Two days ago was the first day of Spring. And this being Arizona–Northern Arizona–we had a snowstorm yesterday.
I’ve been testing out an Ohm XS 750 e-bike. On these icy, snowy roads, this bike made my commute easier in ways I hadn’t anticipated.
You may be shocked to learn that the editor of Commute by Bike has a bike commute of less than two miles when utilizing shortcuts. I also have some latent motorcycle skills that I come out from time to time.
Many promoters of e-bikes love to pitch how easy they make hills, but they usually mean uphill.
Right out of my driveway, I have a long downhill of about a quarter mile. The bike lane was full of icy slush. Using the Ohm’s BionX controls, I was able to switch into regenerative mode–not because I wanted to charge the battery, but because I wanted that motorcycle engine braking effect that helps maintain control on a slippery hill. This is better than riding the brake, which is more likely to lock unexpectedly and cause a slide.
I felt a lot safer–so safe that I rode with one hand so I could take a picture. (I didn’t want the speed to be reading zero miles per hour. I did it for you, Dear Reader.)
Then there’s the shortcut on my commute where I need to push the bike uphill a short distance between two parking lots. I can ride this gap when there’s no snow, but it’s my least favorite part of my commute when there is snow–especially when the snowplows create a five-foot wall right where I need to pass through.
The BionX system is pedal-assist only–no throttle.
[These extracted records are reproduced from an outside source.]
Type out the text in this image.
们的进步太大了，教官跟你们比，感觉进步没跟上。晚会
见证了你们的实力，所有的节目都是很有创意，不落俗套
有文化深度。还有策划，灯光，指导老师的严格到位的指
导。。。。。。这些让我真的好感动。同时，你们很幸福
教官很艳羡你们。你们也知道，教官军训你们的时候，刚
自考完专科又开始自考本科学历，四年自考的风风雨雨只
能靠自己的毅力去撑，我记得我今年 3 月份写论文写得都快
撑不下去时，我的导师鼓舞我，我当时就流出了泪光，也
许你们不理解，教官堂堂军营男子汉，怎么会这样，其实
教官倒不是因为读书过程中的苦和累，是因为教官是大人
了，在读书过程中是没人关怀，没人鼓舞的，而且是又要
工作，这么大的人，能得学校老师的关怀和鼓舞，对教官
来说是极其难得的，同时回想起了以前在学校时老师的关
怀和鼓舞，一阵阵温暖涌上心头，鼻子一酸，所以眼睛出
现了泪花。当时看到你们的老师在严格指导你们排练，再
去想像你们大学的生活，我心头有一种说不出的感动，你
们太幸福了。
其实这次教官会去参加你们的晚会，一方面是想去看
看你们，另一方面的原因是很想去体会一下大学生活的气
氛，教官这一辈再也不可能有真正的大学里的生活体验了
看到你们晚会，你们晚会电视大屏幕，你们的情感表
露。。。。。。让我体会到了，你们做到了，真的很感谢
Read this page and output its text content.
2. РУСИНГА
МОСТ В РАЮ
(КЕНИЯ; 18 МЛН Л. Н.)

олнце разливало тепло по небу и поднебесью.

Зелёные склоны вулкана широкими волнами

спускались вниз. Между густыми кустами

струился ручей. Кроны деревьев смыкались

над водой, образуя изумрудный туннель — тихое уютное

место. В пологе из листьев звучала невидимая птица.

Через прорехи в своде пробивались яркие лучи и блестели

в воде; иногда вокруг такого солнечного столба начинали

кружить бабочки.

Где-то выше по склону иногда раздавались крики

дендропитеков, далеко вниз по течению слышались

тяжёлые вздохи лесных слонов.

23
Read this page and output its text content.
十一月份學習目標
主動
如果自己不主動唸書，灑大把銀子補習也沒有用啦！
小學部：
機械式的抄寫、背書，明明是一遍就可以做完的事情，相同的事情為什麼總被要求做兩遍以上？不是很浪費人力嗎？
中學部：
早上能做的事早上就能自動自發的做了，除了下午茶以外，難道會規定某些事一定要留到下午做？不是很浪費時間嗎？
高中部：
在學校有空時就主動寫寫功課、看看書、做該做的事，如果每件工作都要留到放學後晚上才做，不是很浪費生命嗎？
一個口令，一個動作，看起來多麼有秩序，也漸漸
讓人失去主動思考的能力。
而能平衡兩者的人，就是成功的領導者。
But there’s a little red button below the handle grip, placed inconveniently behind the shifter, that sends power to the rear wheel. I used this to help me push the bike over that pile of snow.
My second shortcut involves about 50 yards of single-track that connects a Baptist church parking lot to a cul-de-sac in the next neighborhood. When there is snow on this path, I have always had to put my foot down. But the Ohm kept pushing for a second when I had to stop pedaling to maintain balance. That made the difference, and I was able to keep my feet up and stay balanced through through this gap.
As I said, I have a fairly short commute. I don’t mind pushing my regular bike 50 yards through the snow. But if this snow-covered path were a mile long instead of 50 years, it would probably be a deal breaker. Without an e-bike, I’d probably drive or take the bus.
Lots of e-bike enthusiasts speak about how they will get more people on bikes–people who might not otherwise get on a bike. It sometimes sounds like they’re rationalizing. But this morning I became convinced that e-bikes may keep fair-weather bike commuters on their bikes–and out of their cars–when conditions are less than ideal.